ABAC is a "next generation" authorization model that provides dynamic, context-aware and risk-intelligent access control. It helps achieve efficient regulatory compliance, effective cloud services, reduced time-to-market for new applications, and a top-down approach to governance through transparency in policy enforcement.
Attributes are used to express rich policies
Attribute-Based Access Control (ABAC) uses attributes as building blocks in a structured language that defines access control rules and describes access requests. Attributes are sets of labels or properties that can be used to describe all the entities that must be considered for authorization purposes. Each attribute consists of a key-value pair such as "Role=Manager".
The XACML standard
Axiomatics implements ABAC through XACML. The XACML policy language is as expressive as a natural language. For example, consider the following sentence: "A user wants to do something with an information asset in a given context". A sentence like this includes four grammatical building blocks:
- a subject
- an action
- a resource
- the environment in which the request is made
Each of these can be described using attributes:
- The subject who is demanding access to an information asset.
General attributes describing the subject, for instance roles, group memberships, the department / company to which the user belongs, management level, certifications or competencies, user ID, etc., can often be retrieved from an HR system or directory (LDAP). These attributes may also be available in the token received from the authentication service used during login, for instance a SAML token.

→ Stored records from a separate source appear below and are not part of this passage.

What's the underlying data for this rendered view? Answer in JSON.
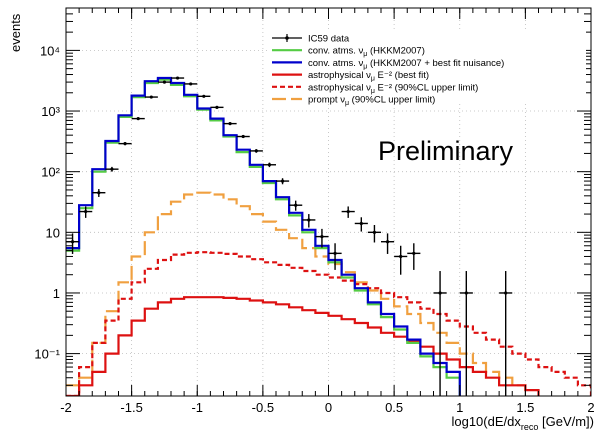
{
  "chart_data": {
    "type": "line",
    "ylabel": "events",
    "xlabel_main": "log10(dE/dx",
    "xlabel_sub": "reco",
    "xlabel_end": " [GeV/m])",
    "xlim": [
      -2,
      2
    ],
    "ylim": [
      0.02,
      50000
    ],
    "yscale": "log",
    "grid": true,
    "legend_position": "top-right",
    "annotation": "Preliminary",
    "x_ticks": [
      -2,
      -1.5,
      -1,
      -0.5,
      0,
      0.5,
      1,
      1.5,
      2
    ],
    "x_tick_labels": [
      "-2",
      "-1.5",
      "-1",
      "-0.5",
      "0",
      "0.5",
      "1",
      "1.5",
      "2"
    ],
    "y_ticks": [
      0.1,
      1,
      10,
      100,
      1000,
      10000
    ],
    "y_tick_labels": [
      "10⁻¹",
      "1",
      "10",
      "10²",
      "10³",
      "10⁴"
    ],
    "bin_edges": [
      -2.0,
      -1.9,
      -1.8,
      -1.7,
      -1.6,
      -1.5,
      -1.4,
      -1.3,
      -1.2,
      -1.1,
      -1.0,
      -0.9,
      -0.8,
      -0.7,
      -0.6,
      -0.5,
      -0.4,
      -0.3,
      -0.2,
      -0.1,
      0.0,
      0.1,
      0.2,
      0.3,
      0.4,
      0.5,
      0.6,
      0.7,
      0.8,
      0.9,
      1.0,
      1.1,
      1.2,
      1.3,
      1.4,
      1.5,
      1.6,
      1.7,
      1.8,
      1.9,
      2.0
    ],
    "series": [
      {
        "name": "conv. atms. νμ (HKKM2007)",
        "legend_main": "conv. atms. ν",
        "legend_sub": "μ",
        "legend_tail": " (HKKM2007)",
        "style": "hist",
        "color": "#55cc44",
        "dash": "solid",
        "width": 2.2,
        "values": [
          5,
          25,
          100,
          300,
          800,
          1700,
          2900,
          3300,
          2700,
          1750,
          1050,
          700,
          380,
          210,
          120,
          65,
          35,
          19,
          10,
          5.5,
          3.2,
          1.8,
          1.1,
          0.65,
          0.4,
          0.25,
          0.15,
          0.09,
          0.06,
          0.04
        ]
      },
      {
        "name": "conv. atms. νμ (HKKM2007 + best fit nuisance)",
        "legend_main": "conv. atms. ν",
        "legend_sub": "μ",
        "legend_tail": " (HKKM2007 + best fit nuisance)",
        "style": "hist",
        "color": "#0000cc",
        "dash": "solid",
        "width": 2.2,
        "values": [
          5.5,
          28,
          110,
          320,
          850,
          1800,
          3100,
          3500,
          2900,
          1850,
          1100,
          750,
          400,
          230,
          130,
          70,
          38,
          21,
          11,
          6,
          3.5,
          2,
          1.2,
          0.7,
          0.45,
          0.28,
          0.17,
          0.1,
          0.07,
          0.05
        ]
      },
      {
        "name": "astrophysical νμ E⁻² (best fit)",
        "legend_main": "astrophysical ν",
        "legend_sub": "μ",
        "legend_tail": " E⁻² (best fit)",
        "style": "hist",
        "color": "#dd1111",
        "dash": "solid",
        "width": 2.2,
        "values": [
          0.02,
          0.03,
          0.05,
          0.1,
          0.2,
          0.35,
          0.55,
          0.7,
          0.8,
          0.85,
          0.85,
          0.85,
          0.83,
          0.8,
          0.75,
          0.7,
          0.65,
          0.58,
          0.52,
          0.47,
          0.42,
          0.37,
          0.32,
          0.27,
          0.22,
          0.19,
          0.16,
          0.13,
          0.1,
          0.08,
          0.06,
          0.05,
          0.04,
          0.03,
          0.03,
          0.025
        ]
      },
      {
        "name": "astrophysical νμ E⁻² (90%CL upper limit)",
        "legend_main": "astrophysical ν",
        "legend_sub": "μ",
        "legend_tail": " E⁻² (90%CL upper limit)",
        "style": "hist",
        "color": "#dd1111",
        "dash": "dashed",
        "width": 2.2,
        "values": [
          0.02,
          0.06,
          0.15,
          0.35,
          0.8,
          1.5,
          2.5,
          3.5,
          4.3,
          4.6,
          4.7,
          4.6,
          4.4,
          4.0,
          3.6,
          3.2,
          2.9,
          2.6,
          2.3,
          2.0,
          1.8,
          1.6,
          1.4,
          1.2,
          1.0,
          0.85,
          0.7,
          0.55,
          0.45,
          0.35,
          0.28,
          0.22,
          0.17,
          0.13,
          0.1,
          0.08,
          0.06,
          0.05,
          0.04,
          0.03
        ]
      },
      {
        "name": "prompt νμ (90%CL upper limit)",
        "legend_main": "prompt ν",
        "legend_sub": "μ",
        "legend_tail": " (90%CL upper limit)",
        "style": "hist",
        "color": "#f0a040",
        "dash": "long-dash",
        "width": 2.2,
        "values": [
          0.03,
          0.04,
          0.15,
          0.5,
          1.5,
          4,
          10,
          20,
          32,
          42,
          45,
          42,
          35,
          27,
          20,
          15,
          11,
          8,
          5.5,
          4,
          3,
          2.2,
          1.5,
          1.1,
          0.8,
          0.6,
          0.45,
          0.32,
          0.22,
          0.15,
          0.1,
          0.07,
          0.05,
          0.04,
          0.03
        ]
      },
      {
        "name": "IC59 data",
        "legend_main": "IC59 data",
        "legend_sub": "",
        "legend_tail": "",
        "style": "points",
        "color": "#000000",
        "x": [
          -1.95,
          -1.85,
          -1.75,
          -1.65,
          -1.55,
          -1.45,
          -1.35,
          -1.25,
          -1.15,
          -1.05,
          -0.95,
          -0.85,
          -0.75,
          -0.65,
          -0.55,
          -0.45,
          -0.35,
          -0.25,
          -0.15,
          -0.05,
          0.05,
          0.15,
          0.25,
          0.35,
          0.45,
          0.55,
          0.65,
          0.85,
          1.05,
          1.35
        ],
        "y": [
          7,
          22,
          45,
          110,
          290,
          750,
          1700,
          3000,
          3500,
          2800,
          1750,
          1150,
          620,
          380,
          220,
          130,
          70,
          28,
          16,
          8.5,
          4.5,
          22,
          14,
          10,
          7,
          4,
          4.5,
          1,
          1,
          1
        ],
        "err_low": [
          2.6,
          4.7,
          6.7,
          10,
          17,
          27,
          41,
          55,
          59,
          53,
          42,
          34,
          25,
          19,
          15,
          11,
          8,
          5.3,
          4,
          2.9,
          2.1,
          4.7,
          3.7,
          3.2,
          2.6,
          2,
          2.1,
          0.98,
          0.98,
          0.98
        ],
        "err_high": [
          2.6,
          4.7,
          6.7,
          10,
          17,
          27,
          41,
          55,
          59,
          53,
          42,
          34,
          25,
          19,
          15,
          11,
          8,
          5.3,
          4,
          2.9,
          2.1,
          4.7,
          3.7,
          3.2,
          2.6,
          2,
          2.1,
          1.3,
          1.3,
          1.3
        ]
      }
    ]
  }
}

- The action that the user wants to perform.
Common action attributes in authorization requests are "read" and/or "write". In more complex scenarios, the action may be described by a combination of attributes. When you access your online bank, the action may for instance be described by multiple attributes, such as "action type=transfer", and "amount=$500".
- The resource identifying the information asset or object impacted by the action.
Resource attributes render the characteristics that identify the information asset. In the online banking example directly above, the resource most likely is your "debit account=<your account number>", in a document management system, attributes typically correspond to the metadata or tags entered when the document is checked-in, in eHealth applications the resource is probably a part of the health record identified by the patient ID etc.
- The environment identifying the context in which access is requested.
Common environment attributes are related to the current time and location from where access is requested, to the type of communication channel, such as protocol or encryption strength, or client type (PC, smart phone, etc.). Authentication strength may also be relevant to authorization. Context data can principally be of any type that is relevant to consider to minimize risks or to plan precautions: the number of transactions already made in the last 24 hours, normal user behavior patterns, relations to a third party, availability of related legal contracts etc.
Policy-based access control
- A policy states that "all users belonging to the sales department should have read access to proposals sent to customers within the sales region to which the user belongs".
- An access request evaluation based on the following attributes and attribute values should therefore return PERMIT:
Subject's "sales region"="NW"
Resource "type"="proposal document"
Attributes take system integration to a new level
Attributes are often retrieved from different information systems within the infrastructure. A policy can thus combine the state of data in many systems to resolve an authorization request. In the example, the user's department may be retrieved from an HR system, the region from a CRM system and the document type from a document management system. Authorization thereby enables integration to support workflows that incorporate IT support from multiple IT systems, something that is virtually impossible to handle with traditional access control models.